Como docente do Departamento de Antropologia, ministrou disciplinas na graduação e na pós-graduação abrangendo campos que vão da religião e simbolismo à cultura popular e teoria antropológica. Na pós-graduação, foi um dos idealizadores e responsáveis pela criação da área de agricultura e questão agrária do Doutorado de Ciências Sociais.

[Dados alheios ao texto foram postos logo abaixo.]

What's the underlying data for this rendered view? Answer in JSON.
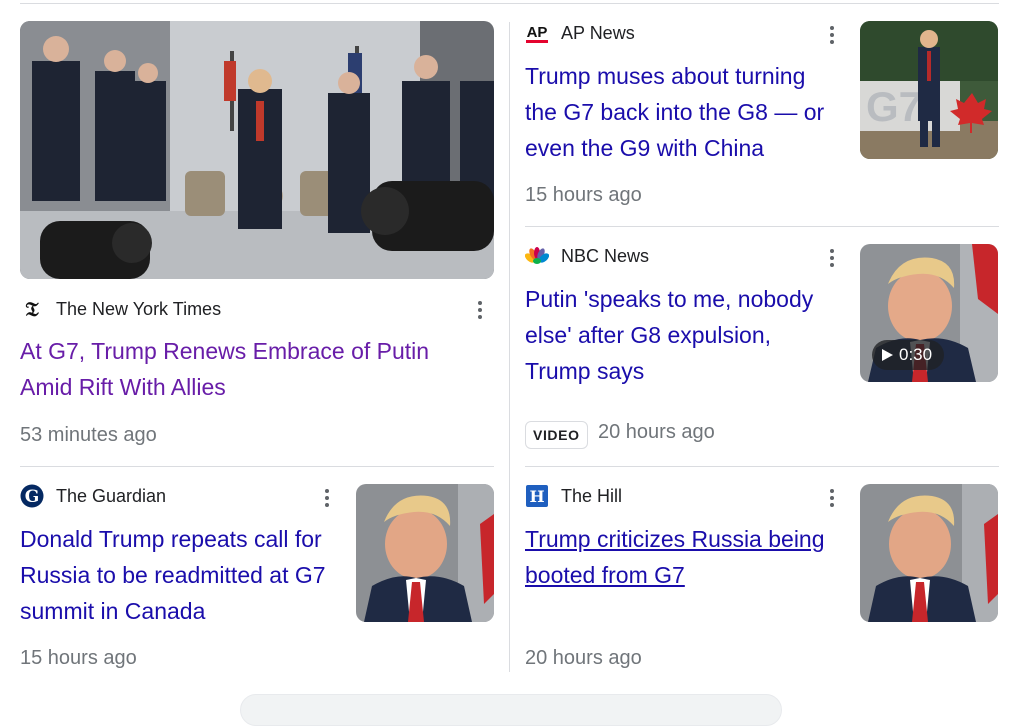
{
  "articles": [
    {
      "source": "The New York Times",
      "logo_icon": "nyt-logo-icon",
      "title": "At G7, Trump Renews Embrace of Putin Amid Rift With Allies",
      "title_lines": [
        "At G7, Trump Renews Embrace of Putin",
        "Amid Rift With Allies"
      ],
      "time": "53 minutes ago",
      "title_color": "#681da8"
    },
    {
      "source": "AP News",
      "logo_icon": "ap-logo-icon",
      "logo_text": "AP",
      "title_lines": [
        "Trump muses about turning",
        "the G7 back into the G8 — or",
        "even the G9 with China"
      ],
      "time": "15 hours ago",
      "thumb_text": "G7"
    },
    {
      "source": "NBC News",
      "logo_icon": "nbc-peacock-icon",
      "title_lines": [
        "Putin 'speaks to me, nobody",
        "else' after G8 expulsion,",
        "Trump says"
      ],
      "badge": "VIDEO",
      "time": "20 hours ago",
      "duration": "0:30"
    },
    {
      "source": "The Guardian",
      "logo_icon": "guardian-logo-icon",
      "title_lines": [
        "Donald Trump repeats call for",
        "Russia to be readmitted at G7",
        "summit in Canada"
      ],
      "time": "15 hours ago"
    },
    {
      "source": "The Hill",
      "logo_icon": "the-hill-logo-icon",
      "logo_text": "H",
      "title_lines": [
        "Trump criticizes Russia being",
        "booted from G7"
      ],
      "time": "20 hours ago"
    }
  ],
  "colors": {
    "link": "#1a0dab",
    "visited": "#681da8",
    "meta": "#70757a",
    "divider": "#dadce0"
  }
}
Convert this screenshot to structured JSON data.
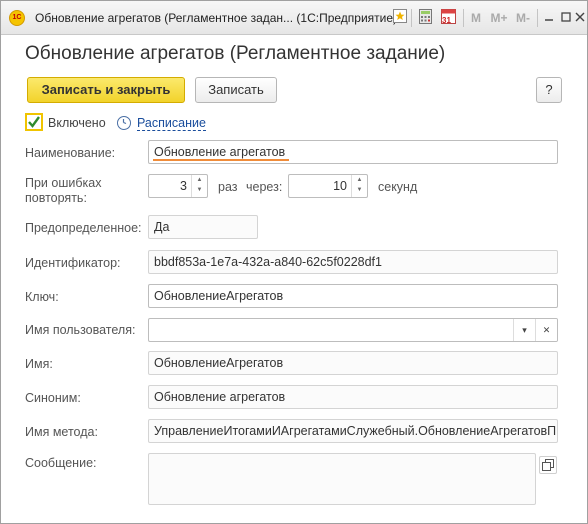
{
  "window": {
    "title": "Обновление агрегатов (Регламентное задан... (1С:Предприятие)",
    "app_logo": "1С",
    "toolbar_icons": [
      "favorites-icon",
      "calculator-icon",
      "calendar-icon",
      "memory-m-icon",
      "memory-mplus-icon",
      "memory-mminus-icon",
      "minimize-icon",
      "maximize-icon",
      "close-icon"
    ],
    "calendar_day": "31",
    "m_label": "M",
    "mplus_label": "M+",
    "mminus_label": "M-"
  },
  "form": {
    "heading": "Обновление агрегатов (Регламентное задание)",
    "buttons": {
      "save_close": "Записать и закрыть",
      "save": "Записать",
      "help": "?"
    },
    "enabled": {
      "label": "Включено",
      "checked": true
    },
    "schedule_link": "Расписание",
    "fields": {
      "name": {
        "label": "Наименование:",
        "value": "Обновление агрегатов"
      },
      "retry": {
        "label": "При ошибках повторять:",
        "count": "3",
        "times_label": "раз",
        "via_label": "через:",
        "interval": "10",
        "seconds_label": "секунд"
      },
      "predefined": {
        "label": "Предопределенное:",
        "value": "Да"
      },
      "identifier": {
        "label": "Идентификатор:",
        "value": "bbdf853a-1e7a-432a-a840-62c5f0228df1"
      },
      "key": {
        "label": "Ключ:",
        "value": "ОбновлениеАгрегатов"
      },
      "user_name": {
        "label": "Имя пользователя:",
        "value": ""
      },
      "name_field": {
        "label": "Имя:",
        "value": "ОбновлениеАгрегатов"
      },
      "synonym": {
        "label": "Синоним:",
        "value": "Обновление агрегатов"
      },
      "method": {
        "label": "Имя метода:",
        "value": "УправлениеИтогамиИАгрегатамиСлужебный.ОбновлениеАгрегатовП"
      },
      "message": {
        "label": "Сообщение:",
        "value": ""
      }
    }
  },
  "colors": {
    "primary_button": "#f2d32b",
    "link": "#1a4d9c",
    "focus_underline": "#f08c3a",
    "checkbox_border": "#f0c400",
    "checkmark": "#2e8b2e"
  }
}
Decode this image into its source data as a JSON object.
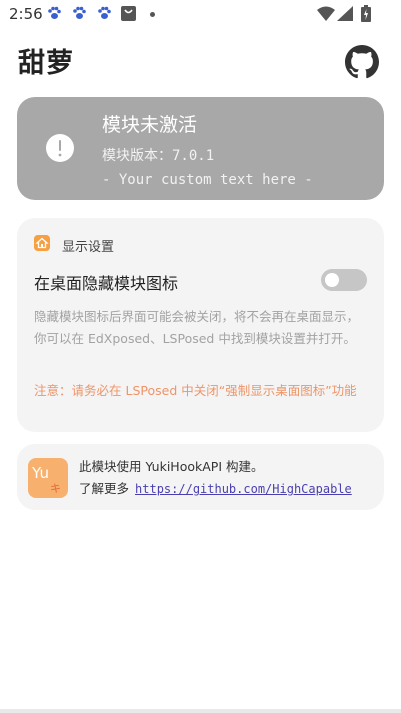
{
  "status_bar": {
    "time": "2:56",
    "notification_icons": [
      "paw-icon",
      "paw-icon",
      "paw-icon",
      "shopping-bag-icon"
    ],
    "system_icons": [
      "wifi-icon",
      "signal-icon",
      "battery-icon"
    ]
  },
  "header": {
    "title": "甜萝",
    "github_icon": "github-icon"
  },
  "module_status": {
    "title": "模块未激活",
    "version": "模块版本：7.0.1",
    "custom_text": "- Your custom text here -",
    "icon": "exclamation-circle-icon"
  },
  "display_settings": {
    "section_title": "显示设置",
    "section_icon": "home-icon",
    "hide_icon_label": "在桌面隐藏模块图标",
    "hide_icon_enabled": false,
    "description": "隐藏模块图标后界面可能会被关闭，将不会再在桌面显示，你可以在 EdXposed、LSPosed 中找到模块设置并打开。",
    "warning": "注意：请务必在 LSPosed 中关闭“强制显示桌面图标”功能"
  },
  "about": {
    "line1": "此模块使用 YukiHookAPI 构建。",
    "line2_prefix": "了解更多",
    "link": "https://github.com/HighCapable",
    "logo_text": "Yu",
    "logo_sub": "キ"
  },
  "colors": {
    "status_card_bg": "#a8a8a8",
    "card_bg": "#f4f4f4",
    "accent_orange": "#f5a043",
    "warning_text": "#ee9468",
    "link": "#4a3fb0"
  }
}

Dois grandes projetos coletivos foram desenvolvidos por ele no âmbito do Departamento de Antropologia e que envolveram estudantes de pós-graduação: um apoiado pelo CNPq, “O sentimento do mundo”, sobre o cerrado e o sertão mineiros; e outro apoiado pela Fapesp, “Homem, saber e natureza”, desenvolvido em contextos rurais de São Paulo (Serra do Mar e Mantiqueira) e do sul de Minas. Destes projetos resultaram livros seminais. Ainda desenvolveu pesquisas em aldeias da Galícia nos anos 1990, quando esteve vinculado como professor visitante à Universidade de Santiago de Compostela – experiência que rendeu três livros, um publicado na Galícia e dois no Brasil.